Le poids de la Constitution : un « rêve » devenu clause politique

La portée de la déclaration est d’autant plus forte que la perspective euro-atlantique a été constitutionnalisée. La Constitution ukrainienne mentionne explicitement la mise en œuvre du « cap stratégique » vers une adhésion pleine à l’Union européenne et à l’OTAN, y compris dans les attributions du Parlement et du président.  

C’est l’une des raisons pour lesquelles l’annonce de M. Zelensky, même « conditionnelle », est lue à Kiev comme un signal adressé à Washington : la volonté de bouger sur un point que Moscou érige en casus belli, sans pour autant accepter l’autre pilier des exigences russes, la cession de territoires.  

Des garanties « à la hauteur » de l’Article 5, mais sans l’OTAN

Dans les échanges rapportés par Reuters et l’Associated Press, le président ukrainien insiste sur un point : les garanties recherchées doivent être « légalement contraignantes » et, côté américain, idéalement soutenues par le Congrès, afin d’être plus difficiles à détricoter au gré des alternances politiques.  

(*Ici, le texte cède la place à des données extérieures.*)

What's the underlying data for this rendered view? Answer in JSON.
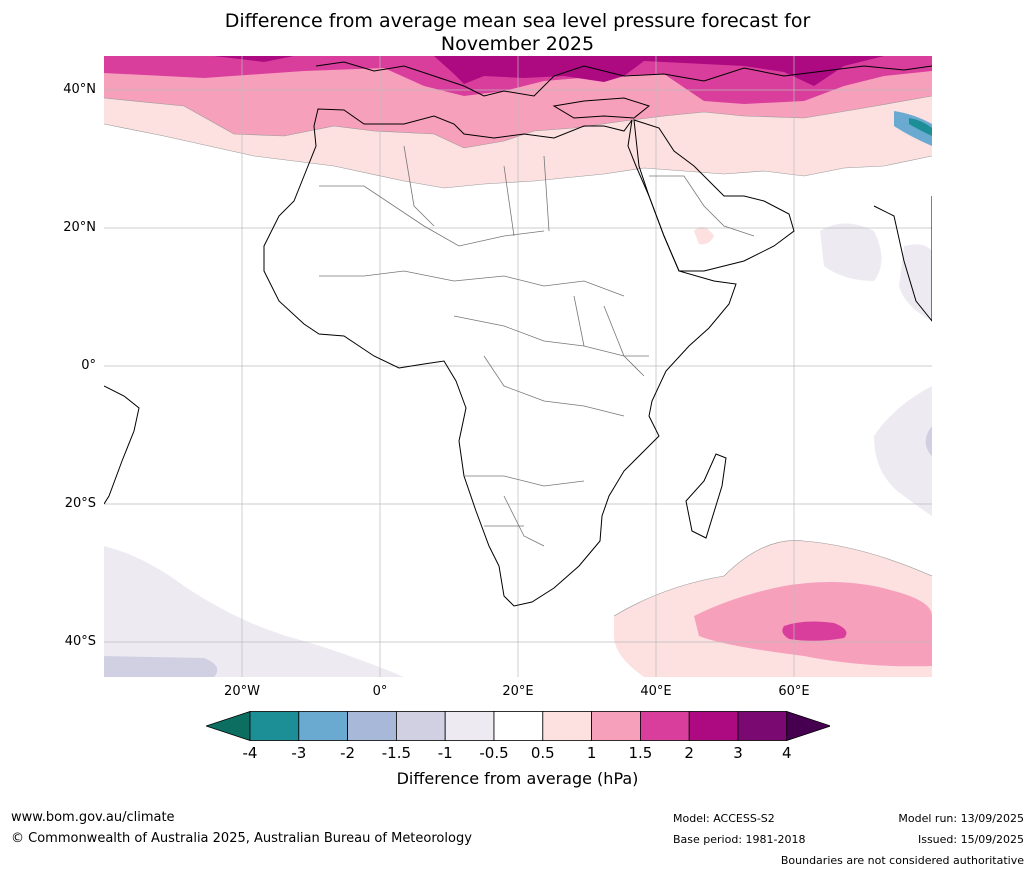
{
  "title_line1": "Difference from average mean sea level pressure forecast for",
  "title_line2": "November 2025",
  "map": {
    "region": "Africa",
    "lon_range": [
      -40,
      80
    ],
    "lat_range": [
      -45,
      45
    ],
    "lat_labels": [
      "40°N",
      "20°N",
      "0°",
      "20°S",
      "40°S"
    ],
    "lon_labels": [
      "20°W",
      "0°",
      "20°E",
      "40°E",
      "60°E"
    ],
    "gridlines": true
  },
  "colorbar": {
    "ticks": [
      "-4",
      "-3",
      "-2",
      "-1.5",
      "-1",
      "-0.5",
      "0.5",
      "1",
      "1.5",
      "2",
      "3",
      "4"
    ],
    "colors": [
      "#1b8e96",
      "#6aaad0",
      "#a8b8d8",
      "#d0d0e2",
      "#eeeaf2",
      "#ffffff",
      "#fde0e0",
      "#f7a0bc",
      "#d93e9c",
      "#ad0a82",
      "#7a0a72"
    ],
    "extend_low_color": "#0b6e60",
    "extend_high_color": "#450050",
    "title": "Difference from average (hPa)"
  },
  "footer": {
    "website": "www.bom.gov.au/climate",
    "copyright": "© Commonwealth of Australia 2025, Australian Bureau of Meteorology",
    "model": "Model: ACCESS-S2",
    "base_period": "Base period: 1981-2018",
    "model_run": "Model run: 13/09/2025",
    "issued": "Issued: 15/09/2025",
    "disclaimer": "Boundaries are not considered authoritative"
  }
}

La demande ukrainienne est façonnée par une expérience traumatique : le précédent de 1994, lorsque l’Ukraine avait accepté de renoncer à l’arsenal nucléaire hérité de l’URSS en échange d’ « assurances » de sécurité (le mémorandum de Budapest). L’idée qu’un texte non contraignant puisse suffire est aujourd’hui largement discréditée à Kiev, et les partenaires européens le rappellent explicitement. 

L’équation du Donbass : la ligne rouge territoriale tient bon

Si l’ouverture sur l’OTAN rapproche formellement Kiev d’une revendication russe de longue date, le nœud territorial demeure. Moscou exige toujours que l’Ukraine renonce officiellement à l’OTAN et retire ses troupes de la partie du Donbass qu’elle contrôle encore, tout en maintenant sa ligne c’est -à-dire la neutralité ukrainienne et absence de troupes de l’Alliance sur le sol ukrainien.  

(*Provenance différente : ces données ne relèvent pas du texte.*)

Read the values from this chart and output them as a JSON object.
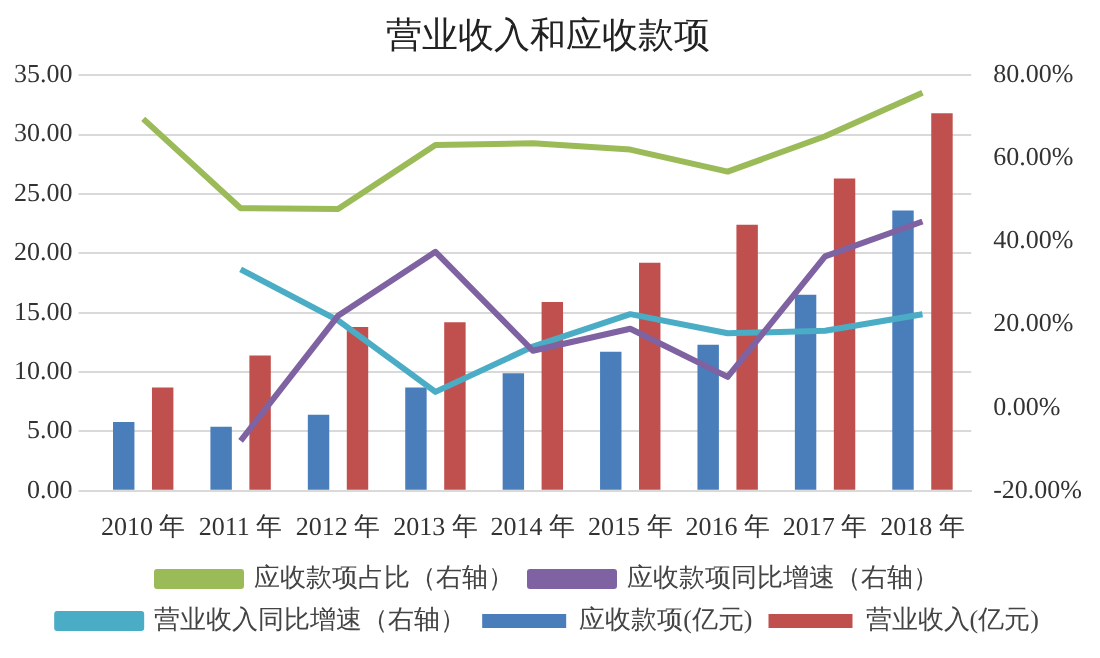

Sur ce terrain, M. Zelensky rejette les scénarios jugés trop favorables au Kremlin. Il a notamment repoussé, selon l’AP, une idée discutée côté américain consistant à envisager un retrait ukrainien dans le Donetsk et la création d’une zone démilitarisée / zone économique, qu’il juge « injuste » et « inapplicable ».  

Dans le même temps, il dit considérer qu’un cessez-le-feu sur les lignes de front actuelles pourrait constituer « une option juste », au terme d’un processus évoqué comme un plan en 20 points.

Sans implication américaine, les garanties « ne valent pas grand-chose »

Les capitales européennes, qui cherchent depuis des semaines à amender et « durcir » les projets américains, affichent une prudence mêlée d’inquiétude. Reuters rapporte les réserves du ministre allemand de la défense, Boris Pistorius : des garanties purement déclaratives, et a fortiori sans engagement significatif des Etats-Unis, « ne vaudraient pas grand-chose », au regard des précédents historiques.  

Toujours selon Reuters, la France, le Royaume-Uni et l’Allemagne travaillent à affiner les propositions américaines, dans un moment décrit comme « critique » pour l’avenir ukrainien, tandis que des discussions se poursuivent sur l’usage des avoirs russes gelés pour soutenir l’effort de guerre et le budget civil de Kiev.

Un basculement politique, pas (encore) une capitulation stratégique

Pour Kiev, l’enjeu est d’éviter que le renoncement à l’OTAN ne devienne un simple habillage d’une neutralisation imposée. Le site de l’OTAN rappelle que l’Ukraine a formalisé, au fil des années, une trajectoire visant l’adhésion, réaffirmée notamment après 2022.  

A Berlin, M. Zelensky cherche donc à transformer un « non » de l’Alliance, politique et procédural, en un « oui » à une protection équivalente, mais sous un format nouveau : un parapluie de sécurité qui dissuaderait une nouvelle agression russe sans déclencher, pour les Occidentaux, les contraintes et les risques d’un élargissement immédiat.

Reste que la dynamique est fragile : la guerre continue de dicter son tempo, et la diplomatie, son prix. Dimanche encore, pendant que les délégations se parlaient à Berlin, Moscou et Kiev poursuivaient leurs frappes et leurs opérations, rappelant que toute « architecture de garanties » ne vaut que si elle survit au premier choc.